Signed-off-by: David Malcolm <dmalcolm@redhat.com>
---
 gcc/c/c-objc-common.cc         |    4 +-
 gcc/cp/error.cc                |  105 +--
 gcc/diagnostic.cc              |    2 +-
 gcc/dump-context.h             |   40 +-
 gcc/dumpfile.cc                |  217 +++---
 gcc/fortran/error.cc           |    5 +-
 gcc/opt-problem.cc             |    3 +-
 gcc/pretty-print-format-impl.h |  407 ++++++++++-
 gcc/pretty-print-markup.h      |   10 +-
 gcc/pretty-print-urlifier.h    |    2 +-
 gcc/pretty-print.cc            | 1176 ++++++++++++++++++++++----------
 gcc/pretty-print.h             |   43 +-
 gcc/tree-diagnostic.cc         |    2 +-
 gcc/tree-diagnostic.h          |    2 +-
 14 files changed, 1483 insertions(+), 535 deletions(-)
diff mbox series

Patch

diff --git a/gcc/c/c-objc-common.cc b/gcc/c/c-objc-common.cc
index fde9ae6ad667..9d39fcd4e442 100644
--- a/gcc/c/c-objc-common.cc
+++ b/gcc/c/c-objc-common.cc
@@ -34,7 +34,7 @@  along with GCC; see the file COPYING3.  If not see
 #include "dwarf2.h"
 
 static bool c_tree_printer (pretty_printer *, text_info *, const char *,
-			    int, bool, bool, bool, bool *, const char **);
+			    int, bool, bool, bool, bool *, pp_token_list &);
 
 /* Info for C language features which can be queried through
    __has_{feature,extension}.  */
@@ -318,7 +318,7 @@  pp_markup::element_quoted_type::print_type (pp_markup::context &ctxt)
 static bool
 c_tree_printer (pretty_printer *pp, text_info *text, const char *spec,
 		int precision, bool wide, bool set_locus, bool hash,
-		bool *quoted, const char **)
+		bool *quoted, pp_token_list &)
 {
   tree t = NULL_TREE;
   // FIXME: the next cast should be a dynamic_cast, when it is permitted.

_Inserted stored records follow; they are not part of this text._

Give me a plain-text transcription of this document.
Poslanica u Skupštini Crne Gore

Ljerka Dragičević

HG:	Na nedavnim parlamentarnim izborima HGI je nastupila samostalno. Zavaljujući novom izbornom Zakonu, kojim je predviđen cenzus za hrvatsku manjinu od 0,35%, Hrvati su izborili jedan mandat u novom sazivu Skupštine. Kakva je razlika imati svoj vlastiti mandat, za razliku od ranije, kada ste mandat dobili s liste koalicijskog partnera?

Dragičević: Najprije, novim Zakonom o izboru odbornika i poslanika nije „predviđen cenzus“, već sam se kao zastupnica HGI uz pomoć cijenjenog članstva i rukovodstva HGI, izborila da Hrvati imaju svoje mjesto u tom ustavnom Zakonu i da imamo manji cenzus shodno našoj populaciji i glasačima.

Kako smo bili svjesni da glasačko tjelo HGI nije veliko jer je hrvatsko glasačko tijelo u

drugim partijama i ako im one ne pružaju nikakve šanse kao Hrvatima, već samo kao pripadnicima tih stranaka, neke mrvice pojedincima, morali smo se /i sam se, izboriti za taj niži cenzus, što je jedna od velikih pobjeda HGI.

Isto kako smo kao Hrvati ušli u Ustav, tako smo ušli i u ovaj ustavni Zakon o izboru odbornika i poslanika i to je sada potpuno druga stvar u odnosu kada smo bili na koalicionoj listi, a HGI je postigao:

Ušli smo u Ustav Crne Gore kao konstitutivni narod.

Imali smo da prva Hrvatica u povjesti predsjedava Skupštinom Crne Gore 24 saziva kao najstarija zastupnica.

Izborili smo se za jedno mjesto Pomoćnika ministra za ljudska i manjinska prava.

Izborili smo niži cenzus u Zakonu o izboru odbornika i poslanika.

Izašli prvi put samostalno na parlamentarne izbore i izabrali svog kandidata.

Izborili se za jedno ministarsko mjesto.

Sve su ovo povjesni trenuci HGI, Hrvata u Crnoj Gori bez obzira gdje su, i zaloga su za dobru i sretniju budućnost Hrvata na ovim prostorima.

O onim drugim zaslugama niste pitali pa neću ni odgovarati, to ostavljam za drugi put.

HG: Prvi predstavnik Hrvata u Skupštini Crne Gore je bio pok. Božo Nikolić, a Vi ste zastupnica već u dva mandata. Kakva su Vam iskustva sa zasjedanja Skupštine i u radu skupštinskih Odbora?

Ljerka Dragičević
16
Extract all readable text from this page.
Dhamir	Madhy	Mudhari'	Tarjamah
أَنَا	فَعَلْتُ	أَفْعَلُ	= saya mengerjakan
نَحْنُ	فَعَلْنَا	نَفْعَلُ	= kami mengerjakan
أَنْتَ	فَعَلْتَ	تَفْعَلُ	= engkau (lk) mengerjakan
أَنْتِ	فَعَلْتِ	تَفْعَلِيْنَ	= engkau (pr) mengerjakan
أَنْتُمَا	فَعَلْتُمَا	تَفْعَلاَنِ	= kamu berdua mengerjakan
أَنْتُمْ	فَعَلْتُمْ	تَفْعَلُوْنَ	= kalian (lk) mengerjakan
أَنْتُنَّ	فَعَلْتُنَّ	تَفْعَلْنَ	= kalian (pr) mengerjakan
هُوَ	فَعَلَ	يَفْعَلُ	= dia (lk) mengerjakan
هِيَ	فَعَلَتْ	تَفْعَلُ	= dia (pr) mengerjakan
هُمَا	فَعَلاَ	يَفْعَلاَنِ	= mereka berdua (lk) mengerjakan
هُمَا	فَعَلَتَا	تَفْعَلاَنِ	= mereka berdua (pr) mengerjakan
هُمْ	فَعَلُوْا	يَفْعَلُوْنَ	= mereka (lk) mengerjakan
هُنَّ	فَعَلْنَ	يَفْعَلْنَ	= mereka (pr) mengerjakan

diff --git a/gcc/cp/error.cc b/gcc/cp/error.cc
index 3cc0dd1cdfa9..420fad26b7b7 100644
--- a/gcc/cp/error.cc
+++ b/gcc/cp/error.cc
@@ -39,6 +39,7 @@  along with GCC; see the file COPYING3.  If not see
 #include "cp-name-hint.h"
 #include "attribs.h"
 #include "pretty-print-format-impl.h"
+#include "make-unique.h"
 
 #define pp_separate_with_comma(PP) pp_cxx_separate_with (PP, ',')
 #define pp_separate_with_semicolon(PP) pp_cxx_separate_with (PP, ';')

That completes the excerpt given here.